While not believing in God per se, Michon identifies God with the beauty of language or “the Other.” “If I happen to encounter something that resembles a God, it is in those moments when I write.”

It’s an odd decision to accept the inescapability of belief in something like God, to even identify God with language (the Gospel of John refers to God as “Logos”), but refuse to believe in God because of Nietzsche.

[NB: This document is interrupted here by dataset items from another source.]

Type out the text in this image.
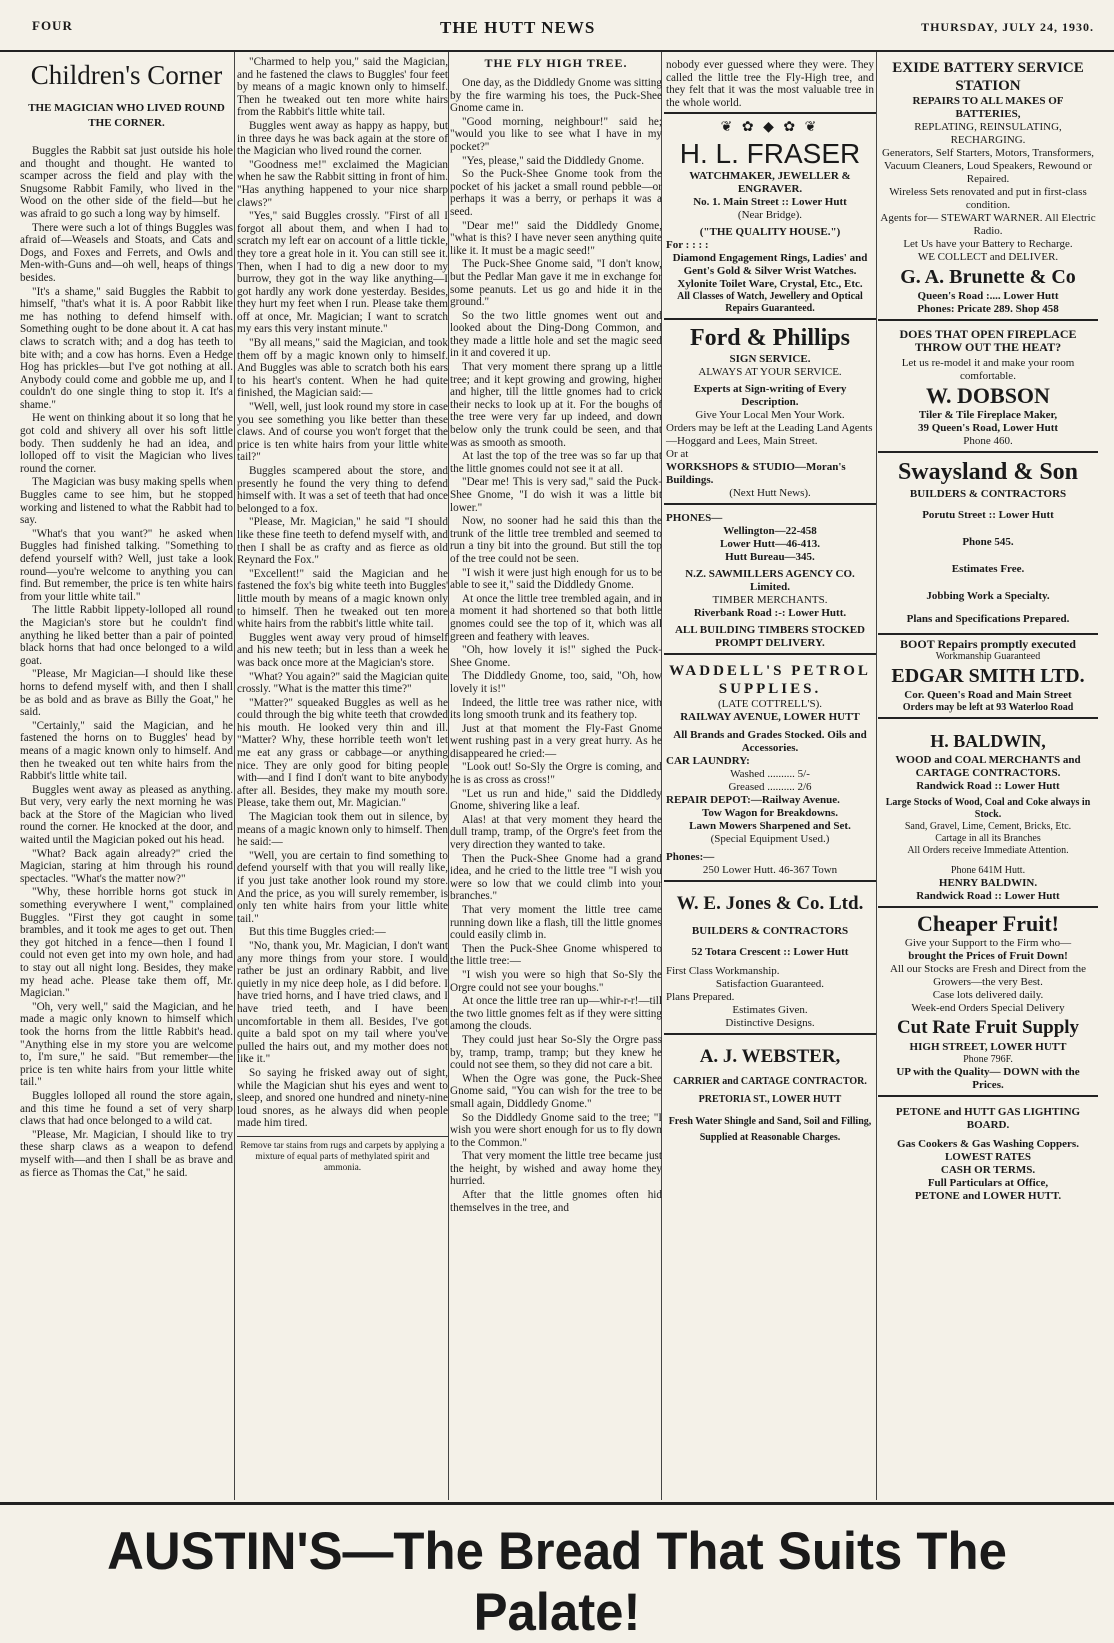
FOUR	THE HUTT NEWS	THURSDAY, JULY 24, 1930.
Children's Corner
THE MAGICIAN WHO LIVED ROUND THE CORNER.

Buggles the Rabbit sat just outside his hole and thought and thought. He wanted to scamper across the field and play with the Snugsome Rabbit Family, who lived in the Wood on the other side of the field—but he was afraid to go such a long way by himself.

There were such a lot of things Buggles was afraid of—Weasels and Stoats, and Cats and Dogs, and Foxes and Ferrets, and Owls and Men-with-Guns and—oh well, heaps of things besides.

"It's a shame," said Buggles the Rabbit to himself, "that's what it is. A poor Rabbit like me has nothing to defend himself with. Something ought to be done about it. A cat has claws to scratch with; and a dog has teeth to bite with; and a cow has horns. Even a Hedge Hog has prickles—but I've got nothing at all. Anybody could come and gobble me up, and I couldn't do one single thing to stop it. It's a shame."

He went on thinking about it so long that he got cold and shivery all over his soft little body. Then suddenly he had an idea, and lolloped off to visit the Magician who lives round the corner.

The Magician was busy making spells when Buggles came to see him, but he stopped working and listened to what the Rabbit had to say.

"What's that you want?" he asked when Buggles had finished talking. "Something to defend yourself with? Well, just take a look round—you're welcome to anything you can find. But remember, the price is ten white hairs from your little white tail."

The little Rabbit lippety-lolloped all round the Magician's store but he couldn't find anything he liked better than a pair of pointed black horns that had once belonged to a wild goat.

"Please, Mr Magician—I should like these horns to defend myself with, and then I shall be as bold and as brave as Billy the Goat," he said.

"Certainly," said the Magician, and he fastened the horns on to Buggles' head by means of a magic known only to himself. And then he tweaked out ten white hairs from the Rabbit's little white tail.

Buggles went away as pleased as anything. But very, very early the next morning he was back at the Store of the Magician who lived round the corner. He knocked at the door, and waited until the Magician poked out his head.

"What? Back again already?" cried the Magician, staring at him through his round spectacles. "What's the matter now?"

"Why, these horrible horns got stuck in something everywhere I went," complained Buggles. "First they got caught in some brambles, and it took me ages to get out. Then they got hitched in a fence—then I found I could not even get into my own hole, and had to stay out all night long. Besides, they make my head ache. Please take them off, Mr. Magician."

"Oh, very well," said the Magician, and he made a magic only known to himself which took the horns from the little Rabbit's head. "Anything else in my store you are welcome to, I'm sure," he said. "But remember—the price is ten white hairs from your little white tail."

Buggles lolloped all round the store again, and this time he found a set of very sharp claws that had once belonged to a wild cat.

"Please, Mr. Magician, I should like to try these sharp claws as a weapon to defend myself with—and then I shall be as brave and as fierce as Thomas the Cat," he said.

"Charmed to help you," said the Magician, and he fastened the claws to Buggles' four feet by means of a magic known only to himself. Then he tweaked out ten more white hairs from the Rabbit's little white tail.

Buggles went away as happy as happy, but in three days he was back again at the store of the Magician who lived round the corner.

"Goodness me!" exclaimed the Magician when he saw the Rabbit sitting in front of him. "Has anything happened to your nice sharp claws?"

"Yes," said Buggles crossly. "First of all I forgot all about them, and when I had to scratch my left ear on account of a little tickle, they tore a great hole in it. You can still see it. Then, when I had to dig a new door to my burrow, they got in the way like anything—I got hardly any work done yesterday. Besides, they hurt my feet when I run. Please take them off at once, Mr. Magician; I want to scratch my ears this very instant minute."

"By all means," said the Magician, and took them off by a magic known only to himself. And Buggles was able to scratch both his ears to his heart's content. When he had quite finished, the Magician said:—

"Well, well, just look round my store in case you see something you like better than these claws. And of course you won't forget that the price is ten white hairs from your little white tail?"

Buggles scampered about the store, and presently he found the very thing to defend himself with. It was a set of teeth that had once belonged to a fox.

"Please, Mr. Magician," he said "I should like these fine teeth to defend myself with, and then I shall be as crafty and as fierce as old Reynard the Fox."

"Excellent!" said the Magician and he fastened the fox's big white teeth into Buggles' little mouth by means of a magic known only to himself. Then he tweaked out ten more white hairs from the rabbit's little white tail.

Buggles went away very proud of himself and his new teeth; but in less than a week he was back once more at the Magician's store.

"What? You again?" said the Magician quite crossly. "What is the matter this time?"

"Matter?" squeaked Buggles as well as he could through the big white teeth that crowded his mouth. He looked very thin and ill. "Matter? Why, these horrible teeth won't let me eat any grass or cabbage—or anything nice. They are only good for biting people with—and I find I don't want to bite anybody after all. Besides, they make my mouth sore. Please, take them out, Mr. Magician."

The Magician took them out in silence, by means of a magic known only to himself. Then he said:—

"Well, you are certain to find something to defend yourself with that you will really like, if you just take another look round my store. And the price, as you will surely remember, is only ten white hairs from your little white tail."

But this time Buggles cried:—

"No, thank you, Mr. Magician, I don't want any more things from your store. I would rather be just an ordinary Rabbit, and live quietly in my nice deep hole, as I did before. I have tried horns, and I have tried claws, and I have tried teeth, and I have been uncomfortable in them all. Besides, I've got quite a bald spot on my tail where you've pulled the hairs out, and my mother does not like it."

So saying he frisked away out of sight, while the Magician shut his eyes and went to sleep, and snored one hundred and ninety-nine loud snores, as he always did when people made him tired.

Remove tar stains from rugs and carpets by applying a mixture of equal parts of methylated spirit and ammonia.
THE FLY HIGH TREE.

One day, as the Diddledy Gnome was sitting by the fire warming his toes, the Puck-Shee Gnome came in.

"Good morning, neighbour!" said he; "would you like to see what I have in my pocket?"

"Yes, please," said the Diddledy Gnome.

So the Puck-Shee Gnome took from the pocket of his jacket a small round pebble—or perhaps it was a berry, or perhaps it was a seed.

"Dear me!" said the Diddledy Gnome, "what is this? I have never seen anything quite like it. It must be a magic seed!"

The Puck-Shee Gnome said, "I don't know, but the Pedlar Man gave it me in exchange for some peanuts. Let us go and hide it in the ground."

So the two little gnomes went out and looked about the Ding-Dong Common, and they made a little hole and set the magic seed in it and covered it up.

That very moment there sprang up a little tree; and it kept growing and growing, higher and higher, till the little gnomes had to crick their necks to look up at it. For the boughs of the tree were very far up indeed, and down below only the trunk could be seen, and that was as smooth as smooth.

At last the top of the tree was so far up that the little gnomes could not see it at all.

"Dear me! This is very sad," said the Puck-Shee Gnome, "I do wish it was a little bit lower."

Now, no sooner had he said this than the trunk of the little tree trembled and seemed to run a tiny bit into the ground. But still the top of the tree could not be seen.

"I wish it were just high enough for us to be able to see it," said the Diddledy Gnome.

At once the little tree trembled again, and in a moment it had shortened so that both little gnomes could see the top of it, which was all green and feathery with leaves.

"Oh, how lovely it is!" sighed the Puck-Shee Gnome.

The Diddledy Gnome, too, said, "Oh, how lovely it is!"

Indeed, the little tree was rather nice, with its long smooth trunk and its feathery top.

Just at that moment the Fly-Fast Gnome went rushing past in a very great hurry. As he disappeared he cried:—

"Look out! So-Sly the Orgre is coming, and he is as cross as cross!"

"Let us run and hide," said the Diddledy Gnome, shivering like a leaf.

Alas! at that very moment they heard the dull tramp, tramp, of the Orgre's feet from the very direction they wanted to take.

Then the Puck-Shee Gnome had a grand idea, and he cried to the little tree "I wish you were so low that we could climb into your branches."

That very moment the little tree came running down like a flash, till the little gnomes could easily climb in.

Then the Puck-Shee Gnome whispered to the little tree:—

"I wish you were so high that So-Sly the Orgre could not see your boughs."

At once the little tree ran up—whir-r-r!—till the two little gnomes felt as if they were sitting among the clouds.

They could just hear So-Sly the Orgre pass by, tramp, tramp, tramp; but they knew he could not see them, so they did not care a bit.

When the Ogre was gone, the Puck-Shee Gnome said, "You can wish for the tree to be small again, Diddledy Gnome."

So the Diddledy Gnome said to the tree; "I wish you were short enough for us to fly down to the Common."

That very moment the little tree became just the height, by wished and away home they hurried.

After that the little gnomes often hid themselves in the tree, and

nobody ever guessed where they were. They called the little tree the Fly-High tree, and they felt that it was the most valuable tree in the whole world.
❦ ✿ ◆ ✿ ❦
H. L. FRASER
WATCHMAKER, JEWELLER & ENGRAVER.
No. 1. Main Street :: Lower Hutt
(Near Bridge).
("THE QUALITY HOUSE.")
For : : : :
Diamond Engagement Rings, Ladies' and Gent's Gold & Silver Wrist Watches.
Xylonite Toilet Ware, Crystal, Etc., Etc.
All Classes of Watch, Jewellery and Optical Repairs Guaranteed.
Ford & Phillips
SIGN SERVICE.
ALWAYS AT YOUR SERVICE.
Experts at Sign-writing of Every Description.
Give Your Local Men Your Work.
Orders may be left at the Leading Land Agents—Hoggard and Lees, Main Street.
Or at
WORKSHOPS & STUDIO—Moran's Buildings.
(Next Hutt News).
PHONES—
Wellington—22-458
Lower Hutt—46-413.
Hutt Bureau—345.
N.Z. SAWMILLERS AGENCY CO. Limited.
TIMBER MERCHANTS.
Riverbank Road :-: Lower Hutt.
ALL BUILDING TIMBERS STOCKED PROMPT DELIVERY.
WADDELL'S PETROL SUPPLIES.
(LATE COTTRELL'S).
RAILWAY AVENUE, LOWER HUTT
All Brands and Grades Stocked. Oils and Accessories.
CAR LAUNDRY:
Washed .......... 5/-
Greased .......... 2/6
REPAIR DEPOT:—Railway Avenue.
Tow Wagon for Breakdowns.
Lawn Mowers Sharpened and Set.
(Special Equipment Used.)
Phones:—
250 Lower Hutt. 46-367 Town
W. E. Jones & Co. Ltd.
BUILDERS & CONTRACTORS
52 Totara Crescent :: Lower Hutt
First Class Workmanship.
Satisfaction Guaranteed.
Plans Prepared.
Estimates Given.
Distinctive Designs.
A. J. WEBSTER,
CARRIER and CARTAGE CONTRACTOR.
PRETORIA ST., LOWER HUTT
Fresh Water Shingle and Sand, Soil and Filling,
Supplied at Reasonable Charges.
EXIDE BATTERY SERVICE STATION
REPAIRS TO ALL MAKES OF BATTERIES,
REPLATING, REINSULATING, RECHARGING.
Generators, Self Starters, Motors, Transformers, Vacuum Cleaners, Loud Speakers, Rewound or Repaired.
Wireless Sets renovated and put in first-class condition.
Agents for— STEWART WARNER. All Electric Radio.
Let Us have your Battery to Recharge.
WE COLLECT and DELIVER.
G. A. Brunette & Co
Queen's Road :.... Lower Hutt
Phones: Pricate 289. Shop 458
DOES THAT OPEN FIREPLACE THROW OUT THE HEAT?
Let us re-model it and make your room comfortable.
W. DOBSON
Tiler & Tile Fireplace Maker,
39 Queen's Road, Lower Hutt
Phone 460.
Swaysland & Son
BUILDERS & CONTRACTORS
Porutu Street :: Lower Hutt
Phone 545.
Estimates Free.
Jobbing Work a Specialty.
Plans and Specifications Prepared.
BOOT Repairs promptly executed
Workmanship Guaranteed
EDGAR SMITH LTD.
Cor. Queen's Road and Main Street
Orders may be left at 93 Waterloo Road
H. BALDWIN,
WOOD and COAL MERCHANTS and CARTAGE CONTRACTORS.
Randwick Road :: Lower Hutt
Large Stocks of Wood, Coal and Coke always in Stock.
Sand, Gravel, Lime, Cement, Bricks, Etc.
Cartage in all its Branches
All Orders receive Immediate Attention.
Phone 641M Hutt.
HENRY BALDWIN.
Randwick Road :: Lower Hutt
Cheaper Fruit!
Give your Support to the Firm who—
brought the Prices of Fruit Down!
All our Stocks are Fresh and Direct from the Growers—the very Best.
Case lots delivered daily.
Week-end Orders Special Delivery
Cut Rate Fruit Supply
HIGH STREET, LOWER HUTT
Phone 796F.
UP with the Quality— DOWN with the Prices.
PETONE and HUTT GAS LIGHTING BOARD.
Gas Cookers & Gas Washing Coppers.
LOWEST RATES
CASH OR TERMS.
Full Particulars at Office,
PETONE and LOWER HUTT.
AUSTIN'S—The Bread That Suits The Palate!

It is also one that occasionally allows Michon, for all his nuances, to minimize evil itself. If Sylvain Maréchal is right that the person who “believes in God is obliged to believe in the devil,” then the atheist cannot, in good faith, believe in evil. The most he can believe in is pain, and Michon at times struggles with this limitation, which can move his stories towards the merely therapeutic. For example, Èble, the adulterous murderer, is welcomed into the afterlife by the welcoming image of his illegitimate daughter shortly after he dies in “the glory of the chant for the dying.” Everything, Michon seems to suggest, will be O.K.

Still, there are few contemporary writers of prose fiction that I’d rather read than Michon, and these new Yale translations are a pleasure.